Neydi o günün tartışmaları? Anımsayalım; Osmanlı zayıflamıştı, Türkiye'den bir bir milletler kopuyor, kendi bağımsızlıklarını elde ediyorlardı. Bunların büyük bölümü toprak bağımsızlığını da elde ediyordu, ayrı birer devlet oluyorlardı, Osmanlı giderek küçülüyordu. Bu arada yukarıdan Rusların, batıdan İngilizlerin, Fransızların, Osmanlı üzerindeki müdahalelerini görülüyordu. Bu müdahalelerin temel argümanları şuydu: "Ülkenizde yaşayan farklılıkları, onların hakkını teslim ediniz." Bakarsanız Berlin Antlaşması'na bunu görürsünüz.
Bakarsanız daha sonra Osmanlı'nın yaptığı reformlara ya da yapacağım dediği reformlara, çıkardığı kanunlara ve uygulamadığı kanunlara ve kanunlar var ama uygulatamıyorum deyişine, bütün fotoğraf, o günkü manzarayla bu günkü manzara tıpatıp aynen yaşanmıştır.
Ne oldu o dönemde? İsterseniz kısa bir deneyim vereyim; bu dönemde Osmanlı'dan bağımsızlığını elde edemeyen bir tek Ermeni halkı kalmıştı. Ermeniler nezdinde daha ziyade batılıların reform talepleri eğitim alanında, kendi kültürel özerklikleri alanında, onlara değişik ve yeni hakların verilmesiydi.
İki bin okuldan geriye 18'i kaldı...
Verildi bunlar kanunda, muazzam işler yapıldı, bütün Anadolu'da iki bini aşkın, köylerde üç ve dört dilde - İngilizce, Fransızca, Ermenice ve Osmanlıca dört dilde - eğitim yapan ilköğretim okulları açıldı. Bunlar köylere kadar gitti. Bunların izlerine Türkiye'de çıkmış Türkçe yayınlarda rastlayabilirsiniz. Örneğin Ahmet Cemal'in o zamanki gazete yazılarından Türkçe'de basılmış örnekler var. Muazzam okullar açıldı, kendi anadilinde eğitimler yapıldı.

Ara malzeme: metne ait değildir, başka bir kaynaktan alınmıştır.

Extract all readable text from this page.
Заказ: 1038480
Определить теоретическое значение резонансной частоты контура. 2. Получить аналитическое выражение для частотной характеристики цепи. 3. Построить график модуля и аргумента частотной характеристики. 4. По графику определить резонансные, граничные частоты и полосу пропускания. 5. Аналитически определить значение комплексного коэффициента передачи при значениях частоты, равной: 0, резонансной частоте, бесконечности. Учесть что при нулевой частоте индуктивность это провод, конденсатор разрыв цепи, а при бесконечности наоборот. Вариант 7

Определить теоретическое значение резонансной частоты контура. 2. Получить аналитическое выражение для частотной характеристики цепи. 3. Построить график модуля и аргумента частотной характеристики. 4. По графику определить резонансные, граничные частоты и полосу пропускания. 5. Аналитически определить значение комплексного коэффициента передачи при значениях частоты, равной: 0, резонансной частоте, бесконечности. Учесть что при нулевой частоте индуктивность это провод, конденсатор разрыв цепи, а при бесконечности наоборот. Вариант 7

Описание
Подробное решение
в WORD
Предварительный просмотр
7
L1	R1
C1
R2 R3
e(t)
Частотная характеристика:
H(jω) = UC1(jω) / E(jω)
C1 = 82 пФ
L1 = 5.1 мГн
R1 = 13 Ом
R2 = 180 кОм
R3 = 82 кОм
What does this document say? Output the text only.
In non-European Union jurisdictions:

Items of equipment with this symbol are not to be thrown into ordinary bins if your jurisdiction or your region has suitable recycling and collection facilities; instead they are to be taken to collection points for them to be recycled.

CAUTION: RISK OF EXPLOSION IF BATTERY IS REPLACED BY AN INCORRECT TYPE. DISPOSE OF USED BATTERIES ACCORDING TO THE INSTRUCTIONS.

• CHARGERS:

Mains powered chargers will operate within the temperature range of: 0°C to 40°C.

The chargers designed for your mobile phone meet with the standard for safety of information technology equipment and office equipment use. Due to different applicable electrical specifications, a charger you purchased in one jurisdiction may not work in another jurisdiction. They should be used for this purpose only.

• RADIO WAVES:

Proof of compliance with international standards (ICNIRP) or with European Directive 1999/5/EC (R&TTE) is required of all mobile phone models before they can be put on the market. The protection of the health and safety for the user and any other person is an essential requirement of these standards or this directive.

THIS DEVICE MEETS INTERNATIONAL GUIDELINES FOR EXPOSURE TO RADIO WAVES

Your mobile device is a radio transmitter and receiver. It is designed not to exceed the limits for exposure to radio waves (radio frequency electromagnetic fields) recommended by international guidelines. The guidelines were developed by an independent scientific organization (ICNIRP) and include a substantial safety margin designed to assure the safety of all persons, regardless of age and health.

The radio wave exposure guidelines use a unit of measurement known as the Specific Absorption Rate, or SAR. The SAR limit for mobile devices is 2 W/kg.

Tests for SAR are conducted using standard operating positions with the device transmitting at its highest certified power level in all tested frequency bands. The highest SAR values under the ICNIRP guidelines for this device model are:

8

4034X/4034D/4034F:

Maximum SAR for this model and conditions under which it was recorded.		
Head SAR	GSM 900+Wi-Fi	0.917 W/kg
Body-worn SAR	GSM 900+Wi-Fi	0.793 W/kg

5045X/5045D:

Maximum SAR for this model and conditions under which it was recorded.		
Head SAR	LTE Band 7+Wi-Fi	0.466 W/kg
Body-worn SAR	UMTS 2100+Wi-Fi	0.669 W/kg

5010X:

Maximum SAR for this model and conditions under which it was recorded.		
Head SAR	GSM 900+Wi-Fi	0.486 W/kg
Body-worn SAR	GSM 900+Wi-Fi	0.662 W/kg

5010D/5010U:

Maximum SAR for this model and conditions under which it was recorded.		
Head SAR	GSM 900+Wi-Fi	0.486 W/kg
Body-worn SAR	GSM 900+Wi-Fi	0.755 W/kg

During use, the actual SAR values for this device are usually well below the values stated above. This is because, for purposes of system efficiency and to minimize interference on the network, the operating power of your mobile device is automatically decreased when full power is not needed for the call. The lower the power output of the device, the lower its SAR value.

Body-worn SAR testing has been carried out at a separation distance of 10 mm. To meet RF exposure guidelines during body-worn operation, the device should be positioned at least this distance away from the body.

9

Hatta o zaman bir rapor var, o raporu bizim Ermeni okullarının bugün yaşadığı sorunları karşılaştırmak için aktarmak istiyorum. O zaman köylerden İstanbul'daki eğitim merkezine rapor yollayan bir müfettiş diyor ki; "Buralarda misyoner okulları vardı, yabancı dilde İngilizce ve Fransızca okulları, veliler çocuklarını bu okullara gönderiyorlardı daha ziyade, şükür biz şimdi yeni açtığımız okullarda bu çocuklarımızı geri kendi okullarımıza kazanabildik. Çünkü onların verdiği eğitimin hemen hemen aynısını artık biz de veriyoruz." Bu şekilde bir rapor vardı. Sonrası bir acı tarih, ona girmiyorum.
Türkiye'deki o halk kendi anadilinde eğitim yaparak nerelere gelecekti belli olmaz; bir sürecin kesintisine uğradı. Cumhuriyet tarihine sadece 300 bin Ermeni intikal etti. İki bin okuldan Cumhuriyet tarihine intikal eden okul sayısı 52. 170 bini Anadolu'da, 130 bini de İstanbul'da olmak üzere 300 bin nüfus kaldı. Bu 52 okulun da büyük bölümü, 40'tan fazlası, İstanbul'da, diğerleri Anadolu'nun birkaç bölümündeydi.
Atatürk'ün döneminde Anadolu'daki bu okullar bir miktar açık kalabildiler, ama daha sonra onlar da kapandı. İstanbul'daki okullar da giderek azaldı; bugün - sadece İstanbul'da olmak üzere- 18 okula düştü. Bunların beşi lise diğerleri ilköğretim okulu.
Buraya kadar şu deneyimi anlatmak için geliyorum; anadil evet çok çok önemli. Ama "Anadilinde eğitimi uygulamak her şeye yetiyor mu?" sorusunu ortaya atmak istiyorum. Sizin kendi kendinizi devam ettirmenize yetiyor mu?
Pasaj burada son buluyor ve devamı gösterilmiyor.